Die Teufel der fünf Daseinsfaktoren [Sanskr. Skandhas] entstehen aus dem Zusammenwirken der Illusionen. Der materielle Faktor bildet sich aus den vier Elementen und den sechs Sinnesorganen. Der sinnliche Faktor entsteht, wenn die 108 Illusionen von den Sinnesorganen wahrgenommen werden. Alle möglichen Begriffe und Gedanken treffen dann aufeinander, um als Verstandesfaktor zusammen zu wirken. Wenn Gefühle der Ab- oder Zuneigung entstehen, kann dies zu Gier oder Hass führen. Dies ist der praktische Faktor. Die sechs Sinnessorgane und ihre sechs Wahrnehmungsinhalte wirken zusammen, um die sechs Bereiche des Bewusstseins zu erzeugen. Die sechs Bereiche des Bewusstseins wiederum wirken zusammen und trennen sich wieder, und bringen auf diese Weise die zahllosen Erscheinungsformen des Bewusstseinsfaktors hervor.
Die Teufel des Todes sorgen durch die Vergänglichkeit dafür, dass die Daseinsfaktoren abbrechen. Dadurch nehmen Bewusstsein, Körperwärme und Lebensenergie ihr Ende, weshalb man von den Teufeln des Todes spricht.
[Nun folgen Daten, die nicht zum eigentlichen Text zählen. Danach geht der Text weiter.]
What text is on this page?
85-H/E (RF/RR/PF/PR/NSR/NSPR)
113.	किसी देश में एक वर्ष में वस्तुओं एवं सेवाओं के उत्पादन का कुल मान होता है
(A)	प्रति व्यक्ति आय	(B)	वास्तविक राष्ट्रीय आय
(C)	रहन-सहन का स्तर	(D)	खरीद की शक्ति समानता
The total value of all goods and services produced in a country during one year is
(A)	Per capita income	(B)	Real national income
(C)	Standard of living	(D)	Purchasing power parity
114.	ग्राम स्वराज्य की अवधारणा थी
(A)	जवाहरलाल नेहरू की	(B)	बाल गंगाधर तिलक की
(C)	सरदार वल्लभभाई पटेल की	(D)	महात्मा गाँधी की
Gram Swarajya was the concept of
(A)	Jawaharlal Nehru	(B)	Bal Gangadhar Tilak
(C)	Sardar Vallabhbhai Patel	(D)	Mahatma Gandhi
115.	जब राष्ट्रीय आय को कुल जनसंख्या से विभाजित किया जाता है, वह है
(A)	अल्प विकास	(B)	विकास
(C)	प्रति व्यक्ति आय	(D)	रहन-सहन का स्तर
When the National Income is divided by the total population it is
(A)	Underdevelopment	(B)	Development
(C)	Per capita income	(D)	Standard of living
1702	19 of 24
Himmelsteufel beherrschen das Reich der Sinne. Sie haben sich der Welt des Vergnügens verpflichtet. Ihnen geht es stets um Gewinn, und deshalb hassen sie die Weisen, die den Weg des Nirvana gehen. Diese nennt man die Himmelsteufel.
In Indien spricht man von Dämonen und Teufeln, in China nennt man sie die Räuber des Lebens. Nicht nur die Teufel des Todes rauben vielen das Leben, nein, es sind auch die drei anderen Arten von Teufeln, die uns nach dem Leben trachten. Sie wollen uns das Leben der Weisheit stehlen, deshalb werden sie die Räuber des Lebens genannt.
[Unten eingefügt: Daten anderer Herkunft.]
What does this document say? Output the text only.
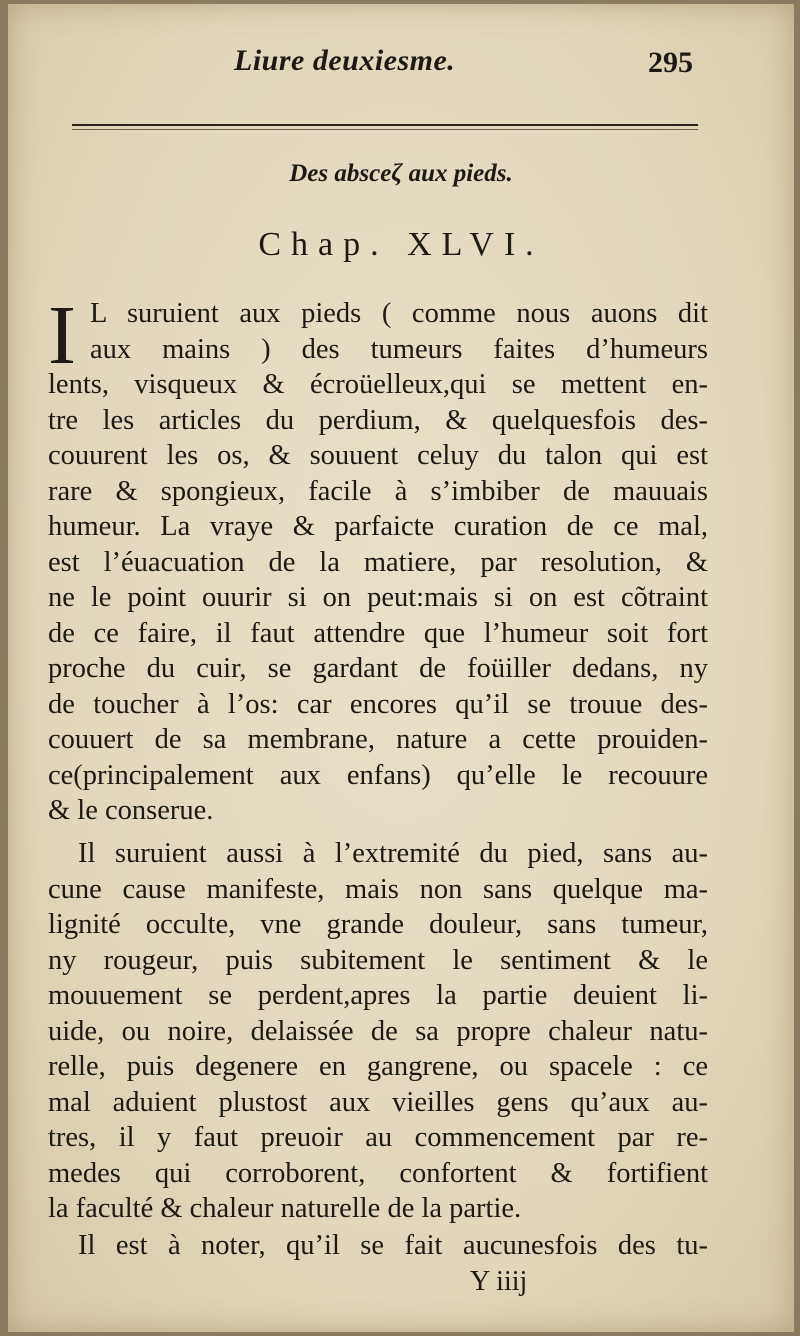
Liure deuxiesme.	295
Des absceζ aux pieds.
Chap. XLVI.
I L suruient aux pieds ( comme nous auons dit
aux mains ) des tumeurs faites d’humeurs
lents, visqueux & écroüelleux,qui se mettent en-
tre les articles du perdium, & quelquesfois des-
couurent les os, & souuent celuy du talon qui est
rare & spongieux, facile à s’imbiber de mauuais
humeur. La vraye & parfaicte curation de ce mal,
est l’éuacuation de la matiere, par resolution, &
ne le point ouurir si on peut:mais si on est cõtraint
de ce faire, il faut attendre que l’humeur soit fort
proche du cuir, se gardant de foüiller dedans, ny
de toucher à l’os: car encores qu’il se trouue des-
couuert de sa membrane, nature a cette prouiden-
ce(principalement aux enfans) qu’elle le recouure
& le conserue.
Il suruient aussi à l’extremité du pied, sans au-
cune cause manifeste, mais non sans quelque ma-
lignité occulte, vne grande douleur, sans tumeur,
ny rougeur, puis subitement le sentiment & le
mouuement se perdent,apres la partie deuient li-
uide, ou noire, delaissée de sa propre chaleur natu-
relle, puis degenere en gangrene, ou spacele : ce
mal aduient plustost aux vieilles gens qu’aux au-
tres, il y faut preuoir au commencement par re-
medes qui corroborent, confortent & fortifient
la faculté & chaleur naturelle de la partie.
Il est à noter, qu’il se fait aucunesfois des tu-
Y iiij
Frage: "Die Teufel der fünf Daseinsfaktoren allein reichen aus, um auch die übrigen Teufelsarten zu erklären. Weshalb spricht man also von vier Arten von Teufeln?"
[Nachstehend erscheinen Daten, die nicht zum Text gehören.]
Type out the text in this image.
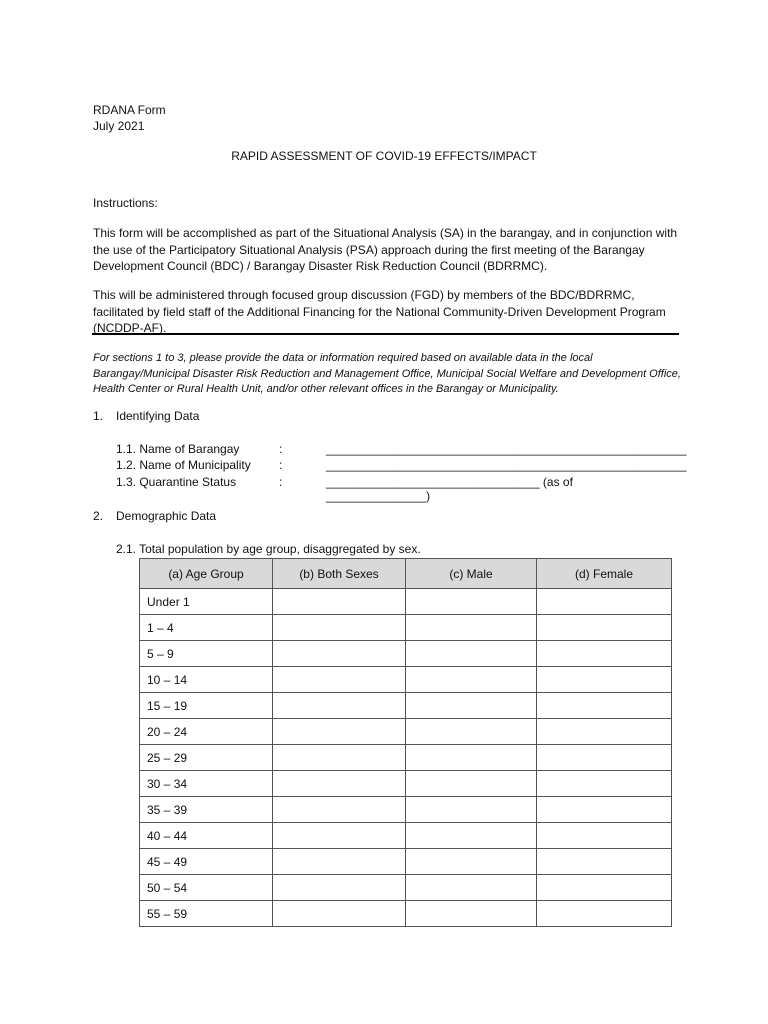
RDANA Form
July 2021
RAPID ASSESSMENT OF COVID-19 EFFECTS/IMPACT
Instructions:
This form will be accomplished as part of the Situational Analysis (SA) in the barangay, and in conjunction with the use of the Participatory Situational Analysis (PSA) approach during the first meeting of the Barangay Development Council (BDC) / Barangay Disaster Risk Reduction Council (BDRRMC).
This will be administered through focused group discussion (FGD) by members of the BDC/BDRRMC, facilitated by field staff of the Additional Financing for the National Community-Driven Development Program (NCDDP-AF).
For sections 1 to 3, please provide the data or information required based on available data in the local Barangay/Municipal Disaster Risk Reduction and Management Office, Municipal Social Welfare and Development Office, Health Center or Rural Health Unit, and/or other relevant offices in the Barangay or Municipality.
1. Identifying Data
1.1. Name of Barangay	:	______________________________________________________
1.2. Name of Municipality :	______________________________________________________
1.3. Quarantine Status	:	________________________________ (as of _______________)
2. Demographic Data
2.1. Total population by age group, disaggregated by sex.
(a) Age Group	(b) Both Sexes	(c) Male	(d) Female
Under 1			
1 – 4			
5 – 9			
10 – 14			
15 – 19			
20 – 24			
25 – 29			
30 – 34			
35 – 39			
40 – 44			
45 – 49			
50 – 54			
55 – 59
Antwort: "Tatsächlich gibt es nur eine einzige Art von Teufeln, die hier der Verständlichkeit wegen in vier aufgeteilt wurde."
Der Patriarch Nagarjuna behalf sich des Kunstgriffs der obigen Teufelslehre, um die Übenden zum Studium des Weges anzuspornen. Lasst euch nicht von diesen Teufeln dazu verführen, den Geist des Weges aufzugeben. Bewahrt den Geist des Weges!
Hotsubodaishin, das vierte Kapitel des Shôbôgenzô
Dieses Manuskript wurde am neunten Tag des vierten Monats im Jahr 1255 von Ejô ins Reine geschrieben.